Last night, John Fullbright played a beautiful show to a packed (albeit small) room at KC's Knuckleheads. Alternating between guitar and keyboard (harmonica with both), he vamped and improvised more than I'd ever seen him do before, which added to the sense of risk that made the show intimate. He played close to a two hour set without even touching a couple of fan favorites, but there was no hint anyone left unsatisfied (emotionally drained is closer to right, but it was energizing as well).
He told a lot of stories, was far more chatty than I've ever seen him, and the audience ate it up. He told a framing story for the song "Fat Man" that was both touching and funny--it was a deceased friend of a friend's somewhat bizarre only published poem that Fullbright just had to finish as a song (and he had to kill the protagonist in the bargain). He did several gorgeous covers, including one Jimmy Webb and one Fats Waller (oh, and one by fellow Oklahoman Tom Skinner simply because Tom Skinner was playing on the main stage--it fit Fullbright's set like he did it every night). He ended with one of my favorites off of his new album which I had yet not heard him play live, "Song for a Child."
For what it's worth, "Song" is such an exquisitely delicate and personal conversation written for the singer's nieces and nephews (you could think of Steve Earle's "Little Rock and Roller" as walking a similar line) that people might write it off as sentimental. I think it's one of the finest songs in this young musician's fine body of work. Following not long after "Daydreamer," both live and on album, it reinforces what politics should flow from that universal human compassion we feel toward children. Of every human, he declares, "You remain a child forevermore." And the song says what that asks of us in our relations with each other.
There were so many fine moments that I want to go on and on, but I probably shouldn't. This is just the beginning of what Fullbright will do on stage.
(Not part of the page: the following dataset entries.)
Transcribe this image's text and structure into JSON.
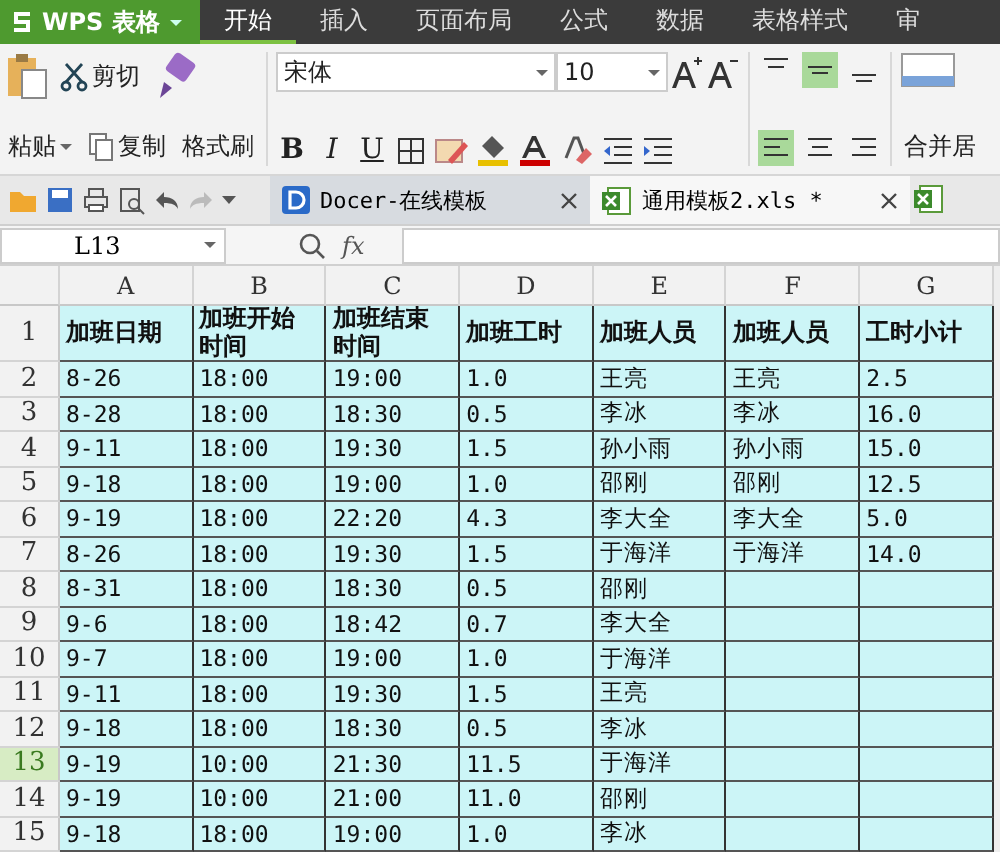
{
  "title_bar": {
    "app_name": "WPS 表格",
    "menu_tabs": [
      {
        "label": "开始",
        "selected": true
      },
      {
        "label": "插入",
        "selected": false
      },
      {
        "label": "页面布局",
        "selected": false
      },
      {
        "label": "公式",
        "selected": false
      },
      {
        "label": "数据",
        "selected": false
      },
      {
        "label": "表格样式",
        "selected": false
      },
      {
        "label": "审",
        "selected": false
      }
    ]
  },
  "ribbon": {
    "paste": "粘贴",
    "cut": "剪切",
    "copy": "复制",
    "format_painter": "格式刷",
    "font_name": "宋体",
    "font_size": "10",
    "bold": "B",
    "italic": "I",
    "underline": "U",
    "merge": "合并居"
  },
  "document_tabs": [
    {
      "label": "Docer-在线模板",
      "kind": "docer",
      "selected": false
    },
    {
      "label": "通用模板2.xls *",
      "kind": "sheet",
      "selected": true
    }
  ],
  "formula_bar": {
    "name_box": "L13",
    "fx": "fx"
  },
  "sheet": {
    "columns": [
      "A",
      "B",
      "C",
      "D",
      "E",
      "F",
      "G"
    ],
    "rows": [
      {
        "number": "1",
        "selected": false,
        "cells": [
          "加班日期",
          "加班开始时间",
          "加班结束时间",
          "加班工时",
          "加班人员",
          "加班人员",
          "工时小计"
        ]
      },
      {
        "number": "2",
        "selected": false,
        "cells": [
          "8-26",
          "18:00",
          "19:00",
          "1.0",
          "王亮",
          "王亮",
          "2.5"
        ]
      },
      {
        "number": "3",
        "selected": false,
        "cells": [
          "8-28",
          "18:00",
          "18:30",
          "0.5",
          "李冰",
          "李冰",
          "16.0"
        ]
      },
      {
        "number": "4",
        "selected": false,
        "cells": [
          "9-11",
          "18:00",
          "19:30",
          "1.5",
          "孙小雨",
          "孙小雨",
          "15.0"
        ]
      },
      {
        "number": "5",
        "selected": false,
        "cells": [
          "9-18",
          "18:00",
          "19:00",
          "1.0",
          "邵刚",
          "邵刚",
          "12.5"
        ]
      },
      {
        "number": "6",
        "selected": false,
        "cells": [
          "9-19",
          "18:00",
          "22:20",
          "4.3",
          "李大全",
          "李大全",
          "5.0"
        ]
      },
      {
        "number": "7",
        "selected": false,
        "cells": [
          "8-26",
          "18:00",
          "19:30",
          "1.5",
          "于海洋",
          "于海洋",
          "14.0"
        ]
      },
      {
        "number": "8",
        "selected": false,
        "cells": [
          "8-31",
          "18:00",
          "18:30",
          "0.5",
          "邵刚",
          "",
          ""
        ]
      },
      {
        "number": "9",
        "selected": false,
        "cells": [
          "9-6",
          "18:00",
          "18:42",
          "0.7",
          "李大全",
          "",
          ""
        ]
      },
      {
        "number": "10",
        "selected": false,
        "cells": [
          "9-7",
          "18:00",
          "19:00",
          "1.0",
          "于海洋",
          "",
          ""
        ]
      },
      {
        "number": "11",
        "selected": false,
        "cells": [
          "9-11",
          "18:00",
          "19:30",
          "1.5",
          "王亮",
          "",
          ""
        ]
      },
      {
        "number": "12",
        "selected": false,
        "cells": [
          "9-18",
          "18:00",
          "18:30",
          "0.5",
          "李冰",
          "",
          ""
        ]
      },
      {
        "number": "13",
        "selected": true,
        "cells": [
          "9-19",
          "10:00",
          "21:30",
          "11.5",
          "于海洋",
          "",
          ""
        ]
      },
      {
        "number": "14",
        "selected": false,
        "cells": [
          "9-19",
          "10:00",
          "21:00",
          "11.0",
          "邵刚",
          "",
          ""
        ]
      },
      {
        "number": "15",
        "selected": false,
        "cells": [
          "9-18",
          "18:00",
          "19:00",
          "1.0",
          "李冰",
          "",
          ""
        ]
      }
    ]
  }
}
I will say something about "Satan and St. Paul." After the first verse of the song, Fullbright went into a wordless cry, moaning the melody and harmony counterpoints to the melody (or at least that's how I hear it in my memory). He did this several times throughout the night, creating various tightrope moments. But for this song, it was essential to getting at the drama of the thing. It was, at once, beautiful and a little scary, like he was walking a very delicate line and being pulled off of it. He could--almost certainly would--fall wrong either way. That moment set the stage for the struggle between two personalities (in one) that the song is, and the whole song, then, became more shattering than I've ever heard it.
I saw a room full of people who looked the way I felt.
An hour after the show was over, Fullbright was still talking to the last of a long line of people buying his CDs. He'd more than earned the sales, but the first night of several solo weeks on the road, his work was just getting started.